Get to Know Lynn Mandziuk
Visual Arts instructor Lynn Mandziuk teaches students to learn design "rules to break the rules."
Jasper Lipscomb | College of Arts & Media Oct 30, 2024As is often the case with creatives, you can’t put Visual Arts instructor Lynn Mandziuk in a specific box. Her work, informed by a multi-cultural background and love of the outdoors, spans mediums and messages, but all culminates in a search for the most authentic way to tell her story. Outside of the vibrant, surreal, but very human imagery in her visual work, she’s a writer, musician, animator, designer, performer, and photographer. Bridging the gap between traditional and modern mediums is a major aspect of her creative mission and one of the concepts she explores in her digital design courses at CAM, along with the idea that you need to know the rules to break them.
1. Your creative work covers many mediums and predates your time as a professor by over a decade. When approaching art as an instructor, what do you keep in mind?
I’m someone who needs exposure to different people, things, and worlds. My goal is to leave this one having gained as much information as possible. I have a colleague who compares me to AI, as I’m always changing, gathering information, and processing it. You can always guarantee change will be a constant, especially in art, science, and technology. Therefore, I hedge my bets on taking risk, as it’s better to make an educated guess than to not try at all. I’m constantly exploring and experimenting with new ideas and concepts, like expanding my work as a musician to other styles, building circuitry, and starting improv. Part of it is about learning new things, but it’s also the idea that the more you fail, the more you can succeed. I take these experiments and experiences with me so I can look at the classroom with fresh eyes.
2. We tend to only see a handful of fonts on our computers and when browsing the Internet. When designing more creative typography, how do you maintain readability?
That’s an interesting and subjective question, because context is everything in typography. Something like Times New Roman was created to be legible in print format, while most blogs and news online use an easily readable Sans Serif, a letterform without any extending features. Certain fonts are made as attention grabbers, headlines, or for a one-off header word. What I need to ask in response is, “do you always need to maintain readability?”
3. Design clients can range from being extremely specific about their needs to quite vague. How do you approach each of these to ensure you deliver something they’re satisfied with?
It’s hilarious, because those are the two most difficult types of clients. It can be challenging if the specific one doesn’t have the design vocabulary to describe their needs, so I try to make sure to understand where they’re coming from and what they want on a universal level. The wishy-washy ones are sometimes more difficult, so you must be willing to take the lead and say, “Look, I’m the professional,” while affirming they can be flexible and offer different options in their brand guide.
4. A brand is kind of an enigmatic concept that transcends the ideas it’s meant to represent, resulting in something that’s easy to glaze over. What is a brand made up of and what does the process of developing one look like?

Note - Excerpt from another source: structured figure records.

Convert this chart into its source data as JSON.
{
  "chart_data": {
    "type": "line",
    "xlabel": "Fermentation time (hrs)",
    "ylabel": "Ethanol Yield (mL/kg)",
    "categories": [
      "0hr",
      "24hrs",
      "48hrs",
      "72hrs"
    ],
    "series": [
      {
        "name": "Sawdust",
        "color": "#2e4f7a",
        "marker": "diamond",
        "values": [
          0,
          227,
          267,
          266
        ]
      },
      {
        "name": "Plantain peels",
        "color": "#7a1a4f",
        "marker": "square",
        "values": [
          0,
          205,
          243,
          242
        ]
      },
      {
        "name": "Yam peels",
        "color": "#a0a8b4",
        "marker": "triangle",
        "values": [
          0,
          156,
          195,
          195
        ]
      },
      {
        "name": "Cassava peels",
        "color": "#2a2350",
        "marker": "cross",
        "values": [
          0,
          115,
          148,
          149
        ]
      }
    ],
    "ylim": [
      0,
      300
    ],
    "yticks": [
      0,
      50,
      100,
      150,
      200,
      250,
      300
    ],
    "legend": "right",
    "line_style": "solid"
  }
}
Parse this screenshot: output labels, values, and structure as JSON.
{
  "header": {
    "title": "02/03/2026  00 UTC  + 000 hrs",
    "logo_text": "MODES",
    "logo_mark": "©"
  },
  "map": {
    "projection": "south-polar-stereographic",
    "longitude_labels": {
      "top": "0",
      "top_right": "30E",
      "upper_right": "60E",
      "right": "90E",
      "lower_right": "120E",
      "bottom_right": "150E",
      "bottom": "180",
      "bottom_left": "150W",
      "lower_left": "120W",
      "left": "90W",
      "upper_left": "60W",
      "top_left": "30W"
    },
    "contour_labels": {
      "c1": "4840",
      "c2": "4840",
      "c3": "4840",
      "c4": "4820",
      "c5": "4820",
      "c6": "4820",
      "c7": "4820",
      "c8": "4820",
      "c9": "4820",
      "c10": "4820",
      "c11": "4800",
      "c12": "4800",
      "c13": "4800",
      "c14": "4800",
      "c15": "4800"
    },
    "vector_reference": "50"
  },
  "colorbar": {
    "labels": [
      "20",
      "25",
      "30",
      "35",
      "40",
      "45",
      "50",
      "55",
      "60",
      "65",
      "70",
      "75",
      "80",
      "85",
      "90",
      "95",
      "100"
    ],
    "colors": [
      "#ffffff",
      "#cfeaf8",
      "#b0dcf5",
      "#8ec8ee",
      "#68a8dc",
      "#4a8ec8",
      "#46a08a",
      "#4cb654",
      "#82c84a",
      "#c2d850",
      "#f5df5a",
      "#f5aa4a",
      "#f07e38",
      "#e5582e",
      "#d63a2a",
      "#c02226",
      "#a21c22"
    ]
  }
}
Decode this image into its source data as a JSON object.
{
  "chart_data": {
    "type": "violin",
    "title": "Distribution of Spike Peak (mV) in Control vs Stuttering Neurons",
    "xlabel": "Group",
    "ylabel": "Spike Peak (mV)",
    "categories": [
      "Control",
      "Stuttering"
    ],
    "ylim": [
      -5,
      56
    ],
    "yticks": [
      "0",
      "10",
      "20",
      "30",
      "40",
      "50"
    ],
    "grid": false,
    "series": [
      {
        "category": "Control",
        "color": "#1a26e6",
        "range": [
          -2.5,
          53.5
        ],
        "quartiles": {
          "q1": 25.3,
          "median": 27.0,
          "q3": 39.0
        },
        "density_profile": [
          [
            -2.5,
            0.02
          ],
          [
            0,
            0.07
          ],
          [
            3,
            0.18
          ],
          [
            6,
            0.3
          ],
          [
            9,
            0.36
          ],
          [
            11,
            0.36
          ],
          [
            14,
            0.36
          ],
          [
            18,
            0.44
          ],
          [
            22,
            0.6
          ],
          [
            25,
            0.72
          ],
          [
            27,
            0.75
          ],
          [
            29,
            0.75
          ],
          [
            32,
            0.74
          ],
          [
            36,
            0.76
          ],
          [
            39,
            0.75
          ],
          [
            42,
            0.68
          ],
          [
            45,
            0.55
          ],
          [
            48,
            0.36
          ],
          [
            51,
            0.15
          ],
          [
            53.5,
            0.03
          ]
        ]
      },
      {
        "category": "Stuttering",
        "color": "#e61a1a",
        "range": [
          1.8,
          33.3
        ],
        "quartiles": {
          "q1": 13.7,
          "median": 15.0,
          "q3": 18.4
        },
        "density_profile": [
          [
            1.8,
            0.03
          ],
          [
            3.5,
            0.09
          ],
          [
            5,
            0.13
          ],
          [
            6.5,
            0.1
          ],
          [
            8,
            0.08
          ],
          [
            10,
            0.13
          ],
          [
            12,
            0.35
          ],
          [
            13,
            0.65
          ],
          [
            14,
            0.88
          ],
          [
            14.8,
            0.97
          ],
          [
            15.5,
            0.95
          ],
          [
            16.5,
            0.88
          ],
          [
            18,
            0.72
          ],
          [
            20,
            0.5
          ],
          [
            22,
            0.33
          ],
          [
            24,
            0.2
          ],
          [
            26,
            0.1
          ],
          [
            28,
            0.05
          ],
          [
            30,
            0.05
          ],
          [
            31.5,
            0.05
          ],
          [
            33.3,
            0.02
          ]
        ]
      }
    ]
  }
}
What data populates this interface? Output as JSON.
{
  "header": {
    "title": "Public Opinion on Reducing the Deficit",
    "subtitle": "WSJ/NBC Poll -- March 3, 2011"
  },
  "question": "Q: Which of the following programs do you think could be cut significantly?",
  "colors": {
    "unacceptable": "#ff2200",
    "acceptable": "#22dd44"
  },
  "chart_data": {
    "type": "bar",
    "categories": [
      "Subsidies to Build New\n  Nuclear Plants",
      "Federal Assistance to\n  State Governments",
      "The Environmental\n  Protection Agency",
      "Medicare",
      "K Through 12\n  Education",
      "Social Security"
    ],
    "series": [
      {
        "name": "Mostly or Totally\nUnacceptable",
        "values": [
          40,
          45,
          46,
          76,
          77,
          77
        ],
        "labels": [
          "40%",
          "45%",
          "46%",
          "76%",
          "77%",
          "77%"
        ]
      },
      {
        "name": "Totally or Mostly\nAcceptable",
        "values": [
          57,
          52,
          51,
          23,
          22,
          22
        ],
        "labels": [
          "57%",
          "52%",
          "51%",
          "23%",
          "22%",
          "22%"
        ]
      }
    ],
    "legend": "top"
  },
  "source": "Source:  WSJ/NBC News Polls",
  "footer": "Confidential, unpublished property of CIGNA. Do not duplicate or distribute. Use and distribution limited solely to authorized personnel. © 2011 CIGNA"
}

We tend to encounter logos most often as consumers, which makes it easy for people to merge the whole brand with the logo alone, but it’s actually just an aspect of the visual identity, which isn’t all encompassing. A brand is a combination of of many things, including identity, visuals, mission, values, vision, and the actual product or service being offered or sold. I don’t think many non-designers realize this, but the process involves a lot of background research about the audience we’re catering to through data on demographics, ethnographics, psychographics, target markets, age groups, regions, and so on. Nothing is on a whim; we’re all making an educated guess, but it’s impossible to say how well it will be received or if the process will lead us to a definite solution.
Some people ask: “Well, how do you make a brand iconic?” Often times, it really doesn’t have anything to do with the design of the logo. Most of it’s a time-tested product, familiarity of a certain logo, and the resonance of the logo. Apple’s original logo was an elaborate, engraved print of Newton sitting under a tree. Today’s logo design is the exact opposite and it’s become streamlined to be just an easily identifiable apple. Coca-Cola has had the same timeless, traditional logo since the 1800s, while Pepsi has introduced a hip new logo basically every decade. It’s two completely different philosophies on moving the brand. It’s not that either is wrong or right, but it’s about the same as doing a taste test. You prefer what you prefer.
5. Climbing has been a major feature of both your identity and your design career. Why has this been such an enduring part of each?
Passion can make you feel a very specific and meaningful way. Climbing as an identity is difficult for me to talk about, as I often wonder where I’d be if I’d prioritized my creative career sooner and didn’t let it take over my life for so long. Eventually, I found I could live in my car and climb while doing design and illustration remotely. Soon, I was working for a host of outdoor industry brands and magazines, as well as clients affiliated with major sports organizations.
For me, it’s about being a better version of myself, but not being better than anyone else. It’s brought me out of some of my darkest places and was sometimes the one thing I knew would make me feel better: The tangible representation of facing all the challenges in my head. It taught me problem solving and that I find opportunity in risk and challenge, which is a methodology I now use in all my creative paths and life skills.